One important thing about bokhour is that you don’t give your guest a mabkhar that has already started smelling of burnt wood. After each guest, or after 2 - 3 guests that have perfumed themselves, you should put some new oud into the incense burner. You should not leave the same dokhoun that you have placed in the mabkhar from the beginning and serve it to twenty people. That is because once the incense burns out, it starts smelling like scorched wood. So every once in a while, the bokhour that has been placed in the incense burner should be changed, and new one should be added and added. Sometimes a guest would tell you, “No, no, this is enough. There is a lot, don’t add anymore”. You should say, “No, that won’t do”, and proceed with adding more. There is a belief that a burnt-out bokhour can cause disagreements and arguments, for instance within a family, where a husband and wife would quarrel with one another. This is of course only a superstition, and not the truth, but it is a reason for saying to an objecting guest, “No, no, that won’t do. Let me add some new oud , so that your husband doesn’t get upset with you.” This is how women joke and tease each other.
Another superstition is that you should not turn the mabkhar upside down, especially a wooden one, because it represents your life being turned upside down from happiness to sorrow.

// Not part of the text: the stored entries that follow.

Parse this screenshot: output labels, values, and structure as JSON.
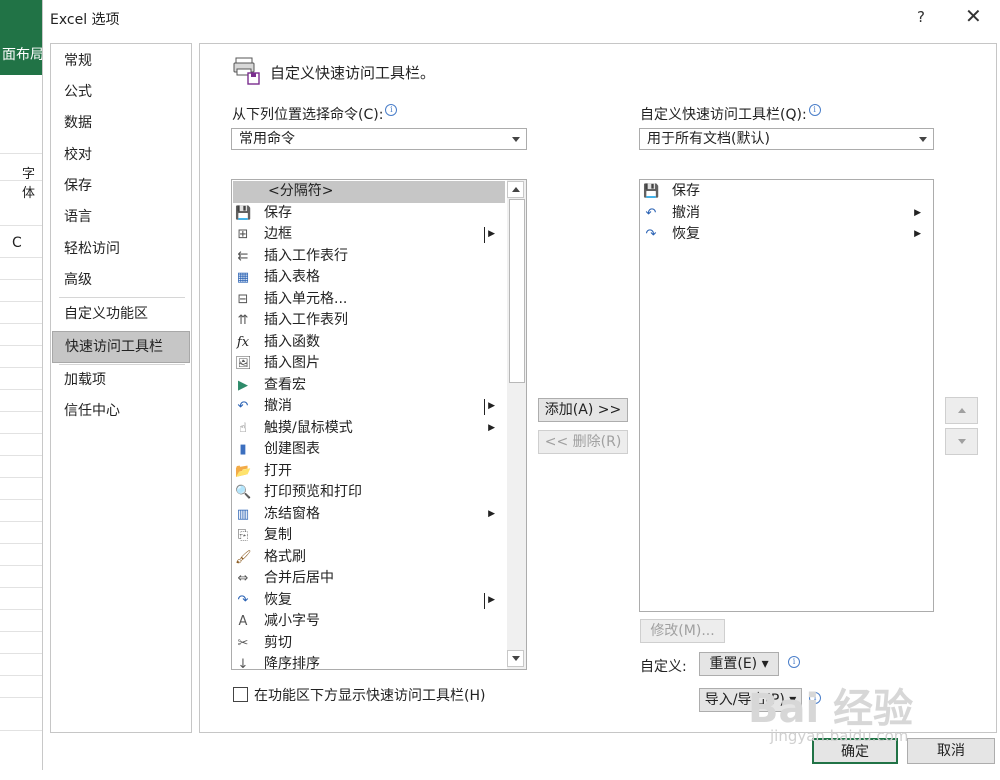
{
  "background": {
    "tab_label": "面布局",
    "cell_label": "C",
    "font_label": "字体"
  },
  "dialog": {
    "title": "Excel 选项",
    "help": "?",
    "close": "✕"
  },
  "nav": {
    "items": [
      {
        "label": "常规"
      },
      {
        "label": "公式"
      },
      {
        "label": "数据"
      },
      {
        "label": "校对"
      },
      {
        "label": "保存"
      },
      {
        "label": "语言"
      },
      {
        "label": "轻松访问"
      },
      {
        "label": "高级"
      },
      {
        "label": "自定义功能区"
      },
      {
        "label": "快速访问工具栏"
      },
      {
        "label": "加载项"
      },
      {
        "label": "信任中心"
      }
    ],
    "selected": "快速访问工具栏"
  },
  "main": {
    "heading": "自定义快速访问工具栏。",
    "choose_label": "从下列位置选择命令(C):",
    "choose_value": "常用命令",
    "target_label": "自定义快速访问工具栏(Q):",
    "target_value": "用于所有文档(默认)",
    "commands": [
      {
        "label": "<分隔符>",
        "icon": "separator-icon"
      },
      {
        "label": "保存",
        "icon": "save-icon",
        "glyph": "💾"
      },
      {
        "label": "边框",
        "icon": "borders-icon",
        "glyph": "⊞",
        "submenu": true,
        "bar": true
      },
      {
        "label": "插入工作表行",
        "icon": "insert-row-icon",
        "glyph": "⇇"
      },
      {
        "label": "插入表格",
        "icon": "insert-table-icon",
        "glyph": "▦"
      },
      {
        "label": "插入单元格...",
        "icon": "insert-cells-icon",
        "glyph": "⊟"
      },
      {
        "label": "插入工作表列",
        "icon": "insert-column-icon",
        "glyph": "⇈"
      },
      {
        "label": "插入函数",
        "icon": "function-icon",
        "glyph": "fx"
      },
      {
        "label": "插入图片",
        "icon": "picture-icon",
        "glyph": "🖼"
      },
      {
        "label": "查看宏",
        "icon": "macro-icon",
        "glyph": "▶"
      },
      {
        "label": "撤消",
        "icon": "undo-icon",
        "glyph": "↶",
        "submenu": true,
        "bar": true
      },
      {
        "label": "触摸/鼠标模式",
        "icon": "touch-mode-icon",
        "glyph": "☝",
        "submenu": true
      },
      {
        "label": "创建图表",
        "icon": "chart-icon",
        "glyph": "▮"
      },
      {
        "label": "打开",
        "icon": "open-icon",
        "glyph": "📂"
      },
      {
        "label": "打印预览和打印",
        "icon": "print-preview-icon",
        "glyph": "🔍"
      },
      {
        "label": "冻结窗格",
        "icon": "freeze-panes-icon",
        "glyph": "▥",
        "submenu": true
      },
      {
        "label": "复制",
        "icon": "copy-icon",
        "glyph": "⎘"
      },
      {
        "label": "格式刷",
        "icon": "format-painter-icon",
        "glyph": "🖌"
      },
      {
        "label": "合并后居中",
        "icon": "merge-center-icon",
        "glyph": "⇔"
      },
      {
        "label": "恢复",
        "icon": "redo-icon",
        "glyph": "↷",
        "submenu": true,
        "bar": true
      },
      {
        "label": "减小字号",
        "icon": "decrease-font-icon",
        "glyph": "A"
      },
      {
        "label": "剪切",
        "icon": "cut-icon",
        "glyph": "✂"
      },
      {
        "label": "降序排序",
        "icon": "sort-desc-icon",
        "glyph": "↓"
      }
    ],
    "qat_items": [
      {
        "label": "保存",
        "icon": "save-icon",
        "glyph": "💾"
      },
      {
        "label": "撤消",
        "icon": "undo-icon",
        "glyph": "↶",
        "submenu": true
      },
      {
        "label": "恢复",
        "icon": "redo-icon",
        "glyph": "↷",
        "submenu": true
      }
    ],
    "add_button": "添加(A) >>",
    "remove_button": "<< 删除(R)",
    "modify_button": "修改(M)...",
    "customize_label": "自定义:",
    "reset_button": "重置(E) ▾",
    "import_export_button": "导入/导出(P) ▾",
    "show_below_label": "在功能区下方显示快速访问工具栏(H)",
    "show_below_checked": false
  },
  "footer": {
    "ok": "确定",
    "cancel": "取消"
  },
  "watermark": {
    "text": "Bai 经验",
    "url": "jingyan.baidu.com"
  }
}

Men don’t get perfumed with dokhoun (a fragrant mixture). They are perfumed with pure oud (agarwood). This is because they wear white clothes, and the smoke that is released by dokhoun/bokhour is quite dark and can stain their clothes. The fragrant substances that are used to add scent to oud can be yellow or brown in colour, so men only use oud which is pure and has no oils added to it. This oud is imported from Burma or India and it is very very expensive. It is weighed using a unit called ‘tola’. So when you go to a shop, you don’t just ask them for oud , you ask them to weigh a tola for you.”